Life Insurance Lets You Keep What Is Already Yours
Let’s face it. Most of us don’t think about paying the death tax because, well, we’re not really going to be around to pay it. Unfortunately, it instead, falls upon the shoulders of our family members or beneficiaries. Most people will handle this by selling most or all of your estate. This can include house(s), cars, boats, RVs, land, collectibles, even family heirlooms. But what if you purchased many of these items to be kept and enjoyed by your loved ones?
It is suggested that you meet with an estate attorney. It is their responsibility to total a complete list of your assets. After doing so, you may find that, for example you have an estate with a hefty $500,000 tax bill based on your estate value.

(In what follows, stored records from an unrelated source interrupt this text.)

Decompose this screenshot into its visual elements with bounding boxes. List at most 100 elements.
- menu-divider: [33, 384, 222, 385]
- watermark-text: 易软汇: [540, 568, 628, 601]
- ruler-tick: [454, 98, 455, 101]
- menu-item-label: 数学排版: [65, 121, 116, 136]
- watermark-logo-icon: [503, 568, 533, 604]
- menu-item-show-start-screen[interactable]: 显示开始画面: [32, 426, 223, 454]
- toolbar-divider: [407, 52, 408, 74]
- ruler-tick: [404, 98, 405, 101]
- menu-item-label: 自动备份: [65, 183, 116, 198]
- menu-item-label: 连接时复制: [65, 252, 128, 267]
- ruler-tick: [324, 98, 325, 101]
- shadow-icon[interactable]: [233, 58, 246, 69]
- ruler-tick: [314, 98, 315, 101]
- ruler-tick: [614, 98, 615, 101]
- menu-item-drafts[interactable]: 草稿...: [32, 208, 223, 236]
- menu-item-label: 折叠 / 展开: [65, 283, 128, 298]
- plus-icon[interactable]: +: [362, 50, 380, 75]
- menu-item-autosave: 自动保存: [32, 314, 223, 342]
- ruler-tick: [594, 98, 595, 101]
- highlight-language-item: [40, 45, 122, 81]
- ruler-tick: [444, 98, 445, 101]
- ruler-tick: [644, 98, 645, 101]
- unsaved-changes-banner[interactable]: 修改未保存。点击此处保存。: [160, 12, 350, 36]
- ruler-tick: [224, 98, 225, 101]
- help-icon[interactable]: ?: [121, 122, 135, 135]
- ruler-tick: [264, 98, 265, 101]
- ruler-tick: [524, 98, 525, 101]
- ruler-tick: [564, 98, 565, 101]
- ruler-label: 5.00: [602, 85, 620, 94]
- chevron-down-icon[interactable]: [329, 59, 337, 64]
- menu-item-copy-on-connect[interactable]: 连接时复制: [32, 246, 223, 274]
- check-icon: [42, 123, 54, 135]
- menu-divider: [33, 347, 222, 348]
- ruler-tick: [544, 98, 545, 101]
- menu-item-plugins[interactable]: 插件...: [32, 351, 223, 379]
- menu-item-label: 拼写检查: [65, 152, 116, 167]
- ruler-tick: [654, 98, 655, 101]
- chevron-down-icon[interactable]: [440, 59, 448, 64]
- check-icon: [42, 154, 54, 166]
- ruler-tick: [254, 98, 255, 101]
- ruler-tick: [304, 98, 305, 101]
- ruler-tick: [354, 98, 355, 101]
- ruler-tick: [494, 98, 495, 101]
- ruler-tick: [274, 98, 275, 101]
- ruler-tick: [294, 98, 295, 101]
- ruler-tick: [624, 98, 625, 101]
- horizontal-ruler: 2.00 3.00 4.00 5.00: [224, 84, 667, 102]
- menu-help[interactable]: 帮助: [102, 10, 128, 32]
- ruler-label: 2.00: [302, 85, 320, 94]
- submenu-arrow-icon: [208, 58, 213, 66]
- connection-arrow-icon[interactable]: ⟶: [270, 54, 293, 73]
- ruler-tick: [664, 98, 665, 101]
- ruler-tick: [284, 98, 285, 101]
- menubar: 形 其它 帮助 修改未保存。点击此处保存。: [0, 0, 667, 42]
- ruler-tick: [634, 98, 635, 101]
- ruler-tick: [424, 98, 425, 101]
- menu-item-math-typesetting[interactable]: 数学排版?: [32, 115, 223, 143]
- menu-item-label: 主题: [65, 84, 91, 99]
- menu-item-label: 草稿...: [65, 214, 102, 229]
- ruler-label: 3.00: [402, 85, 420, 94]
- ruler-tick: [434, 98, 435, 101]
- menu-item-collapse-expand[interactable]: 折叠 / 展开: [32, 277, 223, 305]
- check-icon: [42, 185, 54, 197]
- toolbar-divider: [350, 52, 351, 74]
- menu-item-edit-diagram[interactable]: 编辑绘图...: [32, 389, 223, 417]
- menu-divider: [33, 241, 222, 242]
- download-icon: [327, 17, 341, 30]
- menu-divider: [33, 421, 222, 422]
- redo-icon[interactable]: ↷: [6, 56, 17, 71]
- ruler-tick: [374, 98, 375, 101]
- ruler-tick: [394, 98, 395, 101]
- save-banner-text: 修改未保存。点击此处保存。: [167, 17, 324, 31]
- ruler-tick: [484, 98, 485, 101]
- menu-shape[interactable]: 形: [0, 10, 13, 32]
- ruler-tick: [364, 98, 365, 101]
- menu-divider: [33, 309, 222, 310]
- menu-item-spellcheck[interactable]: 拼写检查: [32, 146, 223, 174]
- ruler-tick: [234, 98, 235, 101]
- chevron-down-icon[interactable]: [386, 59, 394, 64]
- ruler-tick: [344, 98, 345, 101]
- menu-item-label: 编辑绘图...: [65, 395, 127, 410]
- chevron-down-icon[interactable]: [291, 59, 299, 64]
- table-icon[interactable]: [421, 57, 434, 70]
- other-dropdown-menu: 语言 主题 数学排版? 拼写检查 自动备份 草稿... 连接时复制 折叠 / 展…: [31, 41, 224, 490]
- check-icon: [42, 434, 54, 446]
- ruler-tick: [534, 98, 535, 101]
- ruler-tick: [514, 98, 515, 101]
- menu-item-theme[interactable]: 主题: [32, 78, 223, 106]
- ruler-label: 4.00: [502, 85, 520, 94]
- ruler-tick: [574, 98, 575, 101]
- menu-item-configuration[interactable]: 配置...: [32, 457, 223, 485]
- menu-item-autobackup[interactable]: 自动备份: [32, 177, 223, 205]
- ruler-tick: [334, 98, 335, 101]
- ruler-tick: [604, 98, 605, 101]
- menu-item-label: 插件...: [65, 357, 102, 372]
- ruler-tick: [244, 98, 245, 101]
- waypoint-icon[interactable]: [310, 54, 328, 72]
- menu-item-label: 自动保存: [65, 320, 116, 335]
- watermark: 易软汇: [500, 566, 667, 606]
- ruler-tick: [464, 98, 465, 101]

Since most beneficiaries may not have amassed the assets to pay such a steep tax bill, it would be wise you to obtain a life insurance policy for the same amount. In other words, if it is your intention that your family keep a particular asset, such as a house or land (instead of having to sell it in order to pay the estate tax), the idea is to assess the value and the appropriate tax bill for the particular property and obtain a term or whole life insurance policy for that amount.
Still, be sure your premiums won’t cost you the entire amount of your payoff. In most cases it won’t, but you may need to shop around, especially if you’re looking for term coverage latter on in life.
By purchasing a life insurance policy in order to cover the forecast of the death tax, you can ensure that your beneficiaries need not carry the burden of covering this hidden expenditure, and that you will be able to properly execute your final wishes should they be meant for your loved ones to enjoy the properties you’ve worked your whole life to secure.